The restored all-steel elevator now holds a little more than 1 million bushels, says General Manager Terry Barth, who has been with Spillville Mill for about 18 months. (Prior to that, Barth was a self-employed consultant.)
“The tornado struck at 5:30 p.m., and Hawkeye Grain Systems (Hawkeye, IA, 563-380-7399), had a crew here by 7:30,” says Barth. “They brought in some lights and began working 24/7. They did a five-month project in 11 weeks. At one point, we had 53 non-employee workers onsite.”
Hawkeye Grain ended up as the general contractor millwright on the elevator rebuild. Other participants on the team:
The Spillville feed mill sustained only minor damage in the storm and was back to making feed within 24 hours. It remained in operation throughout the rebuilding project. “We process between 10,000 and 15,000 bushels a day,” says Barth. “Local farmers were very helpful in keeping us supplied with what we needed.”
In the meantime, LoweCon constructed three Sukup tanks. Two hold 280,000 bushels standing 60 feet in diameter, 112 feet tall at the eave, and 132 feet tall at the peak. The other tank holds 195,000 bushels of wet grain at the same height as the two larger tanks. “We don’t have a lot of space here, so we had to build up instead of out,” Barth notes.

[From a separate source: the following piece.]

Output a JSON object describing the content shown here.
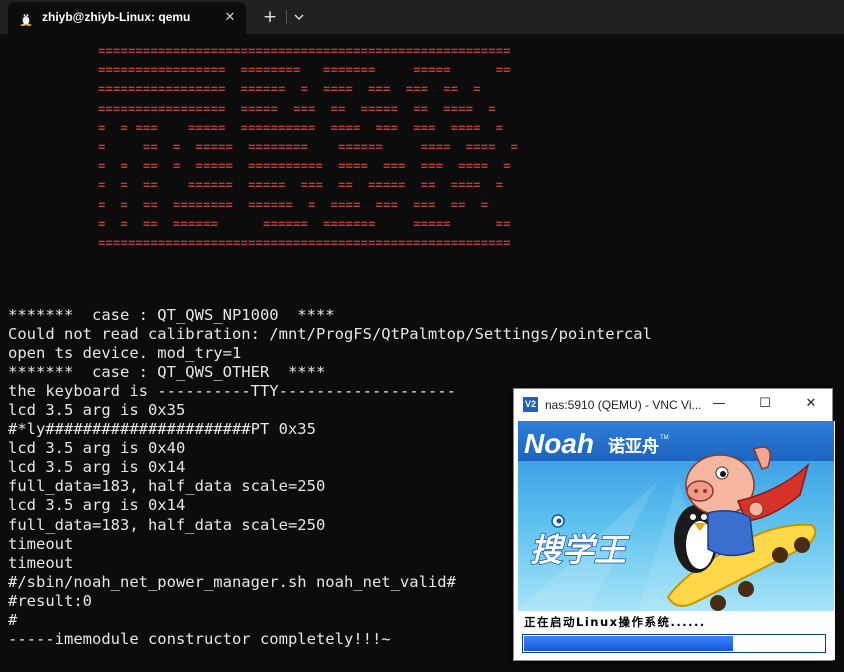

The tanks are outfitted with outside stiffeners, flat floors, and Sukup zero-entry paddle sweeps. For now, no grain temperature monitoring was included, since grain goes directly to the feed mill quickly. Two Sukup centrifugal fans per tank supply 1/9 cfm per bushel of aeration, 50-hp on the larger tanks and 40-hp on the smaller one.
The rebuilt facility includes a1,000-bushel receiving pit, which feed a 10,000-bph Sukup receiving leg. This is outfitted with Maxi-Lift 16x7 Gray CC-MAX elevator buckets mounted on 20-inch belts, Baldor motors, and Dodge drives.
The legs deposit grain into a six-hole swing-type Rapat electronic distributor. This, in turn, sends grain out to storage or to the feed mill via 18,000-bph Sukup drag conveyors.
The tanks empty onto 7,500-bph Sukup drags in above-ground tunnels, which run back to the receiving legs. Alternatively, the smaller tank, which is dedicated to wet grains, can send them to a 7,500-bph wet leg feeding a new Sukup 4,700-bph tower dryer.
Prior to the tornado, the Spillville Mill elevator had no on-site drying, Barth says, so the rebuild was an opportunity to add that capability. During the 2017 harvest, the propane-fueled dryer handled 500,000 bushels of corn, a large amount for the company.
The new dryer sends dry grain back to the distributor via a 7,500-bph Sukup dry leg.